End Warfare Capitalism

Warfare capitalism has run its course.  In its death throes, it thrashes about wildly—a sight unpleasant to behold and experience.  American consumers are finding it hard to get a grip these days.  The old working philosophy—“If some is good, too much is better” (Wendell Berry)—is no longer working.  We need historical perspective to understand what is happening and begin a serious search for something else.   

Norman Wirzba tells us what has happened:  

"What must not be forgotten is that capitalism has, from the beginning, been a military, imperial project that depended on brutal violence for its success.  As Sven Beckert has argued in his magisterial book EMPIRE OF COTTON: A GLOBAL HISTORY, even in its early mercantile phase capitalism would be most honestly described as ‘war capitalism.’  Entire continents and races of people were brutalized to secure commodities and profits.  The project of modern progress, in other words, depended on terrorizing lands and  peoples, extracting whatever wealth was available, and thereby keeping vast populations poor.”  THE CHRISTIAN CENTURY, Sept. 27, 2017, Norman Wirzba, p. 24. 


The poor of the world, and of our own country, are saying, “This game is over.  Your guns are not our masters.”  The American policy of endless war will have an end.  How much of that end is disaster, and how much is something better is basically a choice to be made by  millions of American people, acting alone and together.  Will we choose to replace greed with generosity?  A bloodless revolution…but a revolution to be sure!
Hear Jesus Define Kingdom of God
I’ve said that a simple lifestyle replaces the capitalist consumption obsession with generosity, and rejects warfare capitalism—both revolutionary moves.  What else?
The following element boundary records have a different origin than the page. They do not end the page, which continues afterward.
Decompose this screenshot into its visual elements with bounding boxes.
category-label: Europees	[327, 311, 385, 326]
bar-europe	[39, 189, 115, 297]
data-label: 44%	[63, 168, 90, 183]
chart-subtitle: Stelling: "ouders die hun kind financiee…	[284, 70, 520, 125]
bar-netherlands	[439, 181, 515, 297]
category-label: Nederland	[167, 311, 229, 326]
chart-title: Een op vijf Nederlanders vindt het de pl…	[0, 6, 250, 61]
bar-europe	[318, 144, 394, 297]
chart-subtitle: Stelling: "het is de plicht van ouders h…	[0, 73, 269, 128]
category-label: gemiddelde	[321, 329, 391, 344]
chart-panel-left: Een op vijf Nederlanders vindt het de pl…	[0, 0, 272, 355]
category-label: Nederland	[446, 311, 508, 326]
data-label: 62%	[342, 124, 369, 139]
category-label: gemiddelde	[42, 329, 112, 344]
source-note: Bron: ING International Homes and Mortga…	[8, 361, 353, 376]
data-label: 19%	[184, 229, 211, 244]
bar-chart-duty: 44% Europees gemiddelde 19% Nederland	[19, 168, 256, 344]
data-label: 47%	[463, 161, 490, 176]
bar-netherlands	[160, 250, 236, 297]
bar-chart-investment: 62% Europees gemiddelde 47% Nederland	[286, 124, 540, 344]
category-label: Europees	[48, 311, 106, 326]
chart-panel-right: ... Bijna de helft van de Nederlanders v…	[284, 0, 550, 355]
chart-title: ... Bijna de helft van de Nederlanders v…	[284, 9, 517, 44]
Jesus gave form and content to a comprehensive alternative lifestyle when he announced the “kingdom of God.”  What he meant was  the kingship of God challenging and rejecting the kingship of imperial earthly kings:  Herod, Pilate, Caesar, et al—the whole lot of them.

There never has been a simplistic, easy or incontrovertibly inclusive definition of “the kingdom of God.”  But neither has there ever been a way, since it was announced by Jesus, for humanity to act as if this idea is irrelevant or capable of being ignored.  Tens of millions of Christians in the United States and across the world pay some kind of homage and allegiance to this kingdom of God every Sunday of the year—indeed, every day of the year.  

The power of this concept lies in its frontal political language and challenge to earthly kings, and in its assertion that there is a will of God that can be done on earth as it is in heaven.  

When people form communities around the project of discovering and enacting the will of God, they position themselves to add truths of the heart to those of science and the head for the education and governance of their lives.  All of this I have summarized with the phrase “simple living,” because that never has been, and probably never will be, used to describe the way of Empire.